Bref, les propos de M. Ghannouchi en ont déçu plus d’un ! On attendait, en effet, davantage et autre chose du chef spirituel et politique du parti religieux, surtout, en l’absence, en ce moment critique de notre histoire, d’un homme politique véritablement rassembleur de toutes les composantes de notre société, une et diverse à la fois. Mais, ce rôle fédérateur, M. Ghannouchi en est-il capable, enfermé qu’il est dans sa vision d’une Tunisie dont le salut ne se conçoit pas en dehors d’une stricte observance des commandements de la religion ? N’est-ce pas là ce qui explique sa pratique constante du double langage rehaussée au rang de fine politique, son sophisme laborieux mais qui se veut subtil ainsi que la prudence de sa conduite vis-à-vis du courant intégriste qu’il ménage avec circonspection afin d’en faire un allié possible dans l’éventualité de l’échec, un jour, de la troïka, l’alliance tripartite au gouvernement constituée d’Ennahdha, du Cpr et d’Ettakatol ? A moins que cette sympathie évidente pour les salafistes, et qu’il manifeste régulièrement, ne trouve ses racines dans une commune détestation déclarée de la laïcité, mais également dans un dessein secret chez M. Ghannouchi. Ennahdha n’est-il pas tenté par une lente mais résolue transformation de la société tunisienne dans l’optique d’un conformisme religieux rigide et intolérant ? Le chef d’Ennahdha ne donnerait-il pas ainsi raison au président Mao-Tsé-Toung qui déclarait : «Chaque courant politique en cache un autre. Derrière ce que l’on voit, quelque chose d’autre est déjà secrètement à l’œuvre.»

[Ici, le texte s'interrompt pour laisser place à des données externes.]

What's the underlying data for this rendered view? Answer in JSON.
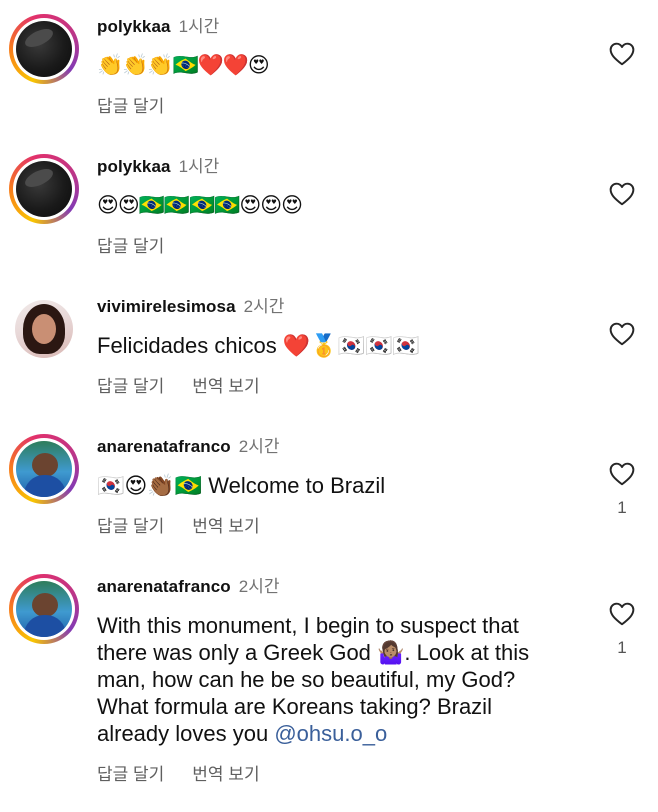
{
  "comments": [
    {
      "username": "polykkaa",
      "time": "1시간",
      "text": "👏👏👏🇧🇷❤️❤️😍",
      "reply": "답글 달기",
      "translate": "",
      "likes": ""
    },
    {
      "username": "polykkaa",
      "time": "1시간",
      "text": "😍😍🇧🇷🇧🇷🇧🇷🇧🇷😍😍😍",
      "reply": "답글 달기",
      "translate": "",
      "likes": ""
    },
    {
      "username": "vivimirelesimosa",
      "time": "2시간",
      "text": "Felicidades chicos ❤️🥇🇰🇷🇰🇷🇰🇷",
      "reply": "답글 달기",
      "translate": "번역 보기",
      "likes": ""
    },
    {
      "username": "anarenatafranco",
      "time": "2시간",
      "text": "🇰🇷😍👏🏾🇧🇷 Welcome to Brazil",
      "reply": "답글 달기",
      "translate": "번역 보기",
      "likes": "1"
    },
    {
      "username": "anarenatafranco",
      "time": "2시간",
      "text": "With this monument, I begin to suspect that there was only a Greek God 🤷🏽‍♀️. Look at this man, how can he be so beautiful, my God? What formula are Koreans taking? Brazil already loves you",
      "mention": "@ohsu.o_o",
      "reply": "답글 달기",
      "translate": "번역 보기",
      "likes": "1"
    }
  ],
  "icons": {
    "like": "heart-outline-icon"
  },
  "colors": {
    "story_ring_start": "#f9c600",
    "story_ring_end": "#833ab4",
    "mention": "#3a5f9a",
    "secondary_text": "#737373"
  }
}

Dans l’immédiat, cependant, plutôt qu’à une préjudiciable accentuation de la bipolarisation qui se fait jour entre Tunisiens qui risque de déboucher sur un scénario «à l’algérienne», il aurait été plus judicieux, plus politique et plus rassurant quant à l’avenir du pays de la part de M. Ghannouchi de prôner une tolérance salutaire et un islam modéré, loin du salafisme coercitif et intransigeant. D’où l’urgence de reconnaître, aujourd’hui, la nécessaire coexistence pacifique de tous les citoyens, qu’ils soient pratiquants ou non, musulmans ou non, tous unis, cependant, dans leur aspiration à la construction d’une Tunisie moderne, ouverte, tolérante, égalitaire et démocratique.

* - Universitaire.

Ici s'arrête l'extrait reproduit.